Andaikata saya membawa sebotol susu dari Polewali, setiba di Mamasa pasti ia sudah berubah menjadi sebotol milk-shake. Kijang uzur yang membawa saya berjuang mati-matian menaklukkan koridor sempit berbatu di tubir ngarai. Jalanan penuh kelok-kelok tajam dengan sudut-sudut sendat. Sesekali kengerian terbersit ketika beberapa tebing sisi jalan mulai longsor.
Herannya lagi, dua orang suster perawat yang duduk di sebelah saya sanggup tidur nyenyak sepanjang perjalanan yang penuh kejutan tidak terduga ini. Barangkali mereka adalah para pelintas reguler.
Memasuki teritorial Sumarorong, barulah saya kembali membidikkan kamera. Setidaknya tebing-tebing longsor yang mengkhawatirkan itu sudah terlewat. Kondisi jalan memang tak kunjung membaik, namun setengah badan jalan sudah mulai mengalami proses pembetonan. Nampaknya ada usaha pemerintah provinsi untuk membongkar keterisolasian Mamasa. Hanya saja, entah kapan selesainya.

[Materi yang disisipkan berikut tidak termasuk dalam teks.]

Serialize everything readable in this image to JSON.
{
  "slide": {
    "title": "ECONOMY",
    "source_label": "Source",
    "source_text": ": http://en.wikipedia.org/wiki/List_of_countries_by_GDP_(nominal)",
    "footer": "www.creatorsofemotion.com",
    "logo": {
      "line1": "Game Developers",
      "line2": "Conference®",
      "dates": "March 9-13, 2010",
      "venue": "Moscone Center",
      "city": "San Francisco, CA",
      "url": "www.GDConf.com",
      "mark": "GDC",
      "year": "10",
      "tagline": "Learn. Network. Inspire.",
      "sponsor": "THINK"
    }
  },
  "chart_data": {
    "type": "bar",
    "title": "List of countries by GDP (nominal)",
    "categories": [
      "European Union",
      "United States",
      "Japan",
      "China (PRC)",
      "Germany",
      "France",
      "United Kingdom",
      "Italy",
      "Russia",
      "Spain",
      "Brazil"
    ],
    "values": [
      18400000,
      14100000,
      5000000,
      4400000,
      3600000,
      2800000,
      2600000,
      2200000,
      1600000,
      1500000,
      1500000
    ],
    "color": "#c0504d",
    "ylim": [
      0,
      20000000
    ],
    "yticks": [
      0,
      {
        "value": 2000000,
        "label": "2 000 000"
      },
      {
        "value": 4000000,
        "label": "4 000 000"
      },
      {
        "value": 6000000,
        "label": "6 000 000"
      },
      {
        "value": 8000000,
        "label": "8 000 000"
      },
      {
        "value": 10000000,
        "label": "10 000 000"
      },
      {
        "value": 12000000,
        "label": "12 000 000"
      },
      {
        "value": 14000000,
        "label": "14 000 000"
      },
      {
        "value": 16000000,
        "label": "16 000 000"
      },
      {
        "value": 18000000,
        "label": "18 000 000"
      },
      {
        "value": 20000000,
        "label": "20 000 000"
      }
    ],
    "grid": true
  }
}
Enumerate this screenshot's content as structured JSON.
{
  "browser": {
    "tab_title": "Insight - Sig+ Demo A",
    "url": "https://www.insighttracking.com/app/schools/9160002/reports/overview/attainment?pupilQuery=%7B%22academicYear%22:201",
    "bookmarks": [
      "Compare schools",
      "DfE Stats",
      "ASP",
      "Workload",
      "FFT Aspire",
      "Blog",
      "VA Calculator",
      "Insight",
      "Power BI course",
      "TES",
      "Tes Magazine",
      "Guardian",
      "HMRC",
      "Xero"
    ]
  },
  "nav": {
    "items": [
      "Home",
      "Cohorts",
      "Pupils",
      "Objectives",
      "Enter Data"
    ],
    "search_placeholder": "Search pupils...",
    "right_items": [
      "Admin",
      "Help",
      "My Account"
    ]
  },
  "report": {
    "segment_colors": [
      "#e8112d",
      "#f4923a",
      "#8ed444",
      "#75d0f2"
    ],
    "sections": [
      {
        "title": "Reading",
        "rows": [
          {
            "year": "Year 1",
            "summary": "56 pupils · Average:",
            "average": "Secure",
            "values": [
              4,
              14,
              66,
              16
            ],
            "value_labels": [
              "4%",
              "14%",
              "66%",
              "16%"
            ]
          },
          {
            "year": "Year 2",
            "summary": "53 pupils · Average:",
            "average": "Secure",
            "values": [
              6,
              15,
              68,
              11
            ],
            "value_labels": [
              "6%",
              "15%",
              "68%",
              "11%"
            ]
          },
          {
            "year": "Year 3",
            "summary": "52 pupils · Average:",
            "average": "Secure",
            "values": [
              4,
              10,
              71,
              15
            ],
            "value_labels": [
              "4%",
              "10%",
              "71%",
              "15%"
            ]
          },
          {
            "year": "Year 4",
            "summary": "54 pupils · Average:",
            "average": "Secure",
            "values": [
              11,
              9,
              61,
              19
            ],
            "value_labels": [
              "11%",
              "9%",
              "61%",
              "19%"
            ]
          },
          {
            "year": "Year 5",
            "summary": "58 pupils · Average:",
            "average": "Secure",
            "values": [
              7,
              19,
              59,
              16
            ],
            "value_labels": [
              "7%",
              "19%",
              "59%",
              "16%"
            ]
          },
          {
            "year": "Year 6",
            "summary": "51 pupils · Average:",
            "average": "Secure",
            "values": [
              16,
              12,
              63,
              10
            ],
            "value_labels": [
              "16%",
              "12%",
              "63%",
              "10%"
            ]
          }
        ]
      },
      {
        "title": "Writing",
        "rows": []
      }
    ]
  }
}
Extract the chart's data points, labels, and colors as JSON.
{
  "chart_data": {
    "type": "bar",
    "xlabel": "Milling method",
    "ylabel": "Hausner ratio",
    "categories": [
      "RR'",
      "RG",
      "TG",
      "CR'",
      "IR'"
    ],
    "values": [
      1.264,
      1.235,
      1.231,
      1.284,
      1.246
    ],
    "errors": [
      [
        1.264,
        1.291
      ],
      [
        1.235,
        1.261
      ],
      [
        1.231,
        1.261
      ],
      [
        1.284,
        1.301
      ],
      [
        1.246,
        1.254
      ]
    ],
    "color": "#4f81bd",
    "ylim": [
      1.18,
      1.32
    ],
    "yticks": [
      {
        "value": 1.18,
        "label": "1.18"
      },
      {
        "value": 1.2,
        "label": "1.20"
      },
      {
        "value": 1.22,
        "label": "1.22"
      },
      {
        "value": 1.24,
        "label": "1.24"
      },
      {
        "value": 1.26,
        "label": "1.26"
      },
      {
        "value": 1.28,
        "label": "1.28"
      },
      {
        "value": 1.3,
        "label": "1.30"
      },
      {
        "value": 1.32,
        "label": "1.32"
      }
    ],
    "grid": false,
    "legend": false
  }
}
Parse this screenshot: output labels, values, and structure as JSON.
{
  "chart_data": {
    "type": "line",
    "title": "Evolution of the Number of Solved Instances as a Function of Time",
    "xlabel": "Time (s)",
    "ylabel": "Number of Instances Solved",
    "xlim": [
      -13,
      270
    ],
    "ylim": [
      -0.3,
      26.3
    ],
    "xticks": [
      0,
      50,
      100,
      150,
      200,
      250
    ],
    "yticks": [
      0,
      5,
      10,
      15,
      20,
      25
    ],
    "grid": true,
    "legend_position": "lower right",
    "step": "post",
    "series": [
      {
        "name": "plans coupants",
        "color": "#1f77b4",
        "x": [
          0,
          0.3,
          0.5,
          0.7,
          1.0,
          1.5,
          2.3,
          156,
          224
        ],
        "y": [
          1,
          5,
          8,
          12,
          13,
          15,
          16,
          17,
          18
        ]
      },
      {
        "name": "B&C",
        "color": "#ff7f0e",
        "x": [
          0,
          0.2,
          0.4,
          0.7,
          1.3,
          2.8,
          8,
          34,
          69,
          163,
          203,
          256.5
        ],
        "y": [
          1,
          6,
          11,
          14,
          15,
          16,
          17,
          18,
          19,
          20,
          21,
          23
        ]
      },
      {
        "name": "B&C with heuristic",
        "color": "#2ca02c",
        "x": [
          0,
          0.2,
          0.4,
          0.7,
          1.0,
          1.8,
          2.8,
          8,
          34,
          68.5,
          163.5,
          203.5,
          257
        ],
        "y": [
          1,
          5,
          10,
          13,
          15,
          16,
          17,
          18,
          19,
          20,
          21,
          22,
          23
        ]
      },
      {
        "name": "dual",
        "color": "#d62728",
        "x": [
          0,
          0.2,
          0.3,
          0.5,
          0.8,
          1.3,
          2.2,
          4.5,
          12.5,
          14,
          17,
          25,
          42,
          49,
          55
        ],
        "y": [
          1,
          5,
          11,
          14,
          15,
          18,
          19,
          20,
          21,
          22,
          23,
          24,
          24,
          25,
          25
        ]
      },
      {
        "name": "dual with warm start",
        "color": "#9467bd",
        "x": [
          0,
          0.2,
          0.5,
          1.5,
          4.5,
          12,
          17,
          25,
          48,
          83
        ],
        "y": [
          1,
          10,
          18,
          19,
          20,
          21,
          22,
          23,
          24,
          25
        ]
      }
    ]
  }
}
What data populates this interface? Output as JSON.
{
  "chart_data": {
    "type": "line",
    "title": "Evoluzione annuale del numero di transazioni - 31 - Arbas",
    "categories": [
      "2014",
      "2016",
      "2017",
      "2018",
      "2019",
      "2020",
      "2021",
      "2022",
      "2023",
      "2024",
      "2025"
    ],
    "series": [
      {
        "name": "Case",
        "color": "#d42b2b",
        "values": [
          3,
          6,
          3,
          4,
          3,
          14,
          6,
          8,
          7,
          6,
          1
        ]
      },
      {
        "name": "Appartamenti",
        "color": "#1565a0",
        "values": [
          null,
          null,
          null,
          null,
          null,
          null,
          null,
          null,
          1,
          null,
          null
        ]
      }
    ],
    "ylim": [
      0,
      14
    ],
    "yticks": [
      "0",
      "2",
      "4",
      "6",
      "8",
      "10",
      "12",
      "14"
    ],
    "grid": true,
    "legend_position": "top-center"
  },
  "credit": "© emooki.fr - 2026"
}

“Tebing-tebing dikeruk buat nyari batu,” keluh si sopir, “Gimana nggak longsor?”
Mamasa adalah tetangga sebelah barat Toraja yang beda nasib. Saat Toraja disinggahi bus-bus pariwisata berukuran masif, Mamasa terjebak dalam keterisolasian. Jangankan menjelajah, untuk mengunjunginya saja susah. Yang lebih menarik, meskipun sekedar terpisah beberapa puluh kilometer, belum ada akses jalan yang layak yang menghubungkan Toraja dan Mamasa. Untuk melintas, anda harus menyewa kuda.
Matahari sudah agak rendah ketika kami tiba di Mamasa. Empat jam perjalanan yang meratakan pantat akhirnya berakhir juga di kota cantik ini. Mamasa terletak di kaki pegunungan dengan Sungai Mamasa meliuk-liuk elok membelah bagian tengah kotanya. Saya seorang diri di Mamasa. Hanya ada satu nama penduduk lokal, Serlina, yang direkomendasikan oleh salah seorang sahabat perjalanan.
“Kakak bisa menginap di Matana,” saran Serlina melalui pesan singkat. Berbekal rekomendasi seadanya tersebut, saya bermalam di Matana Lodge, sebuah hotel lapuk tepat di jantung kota.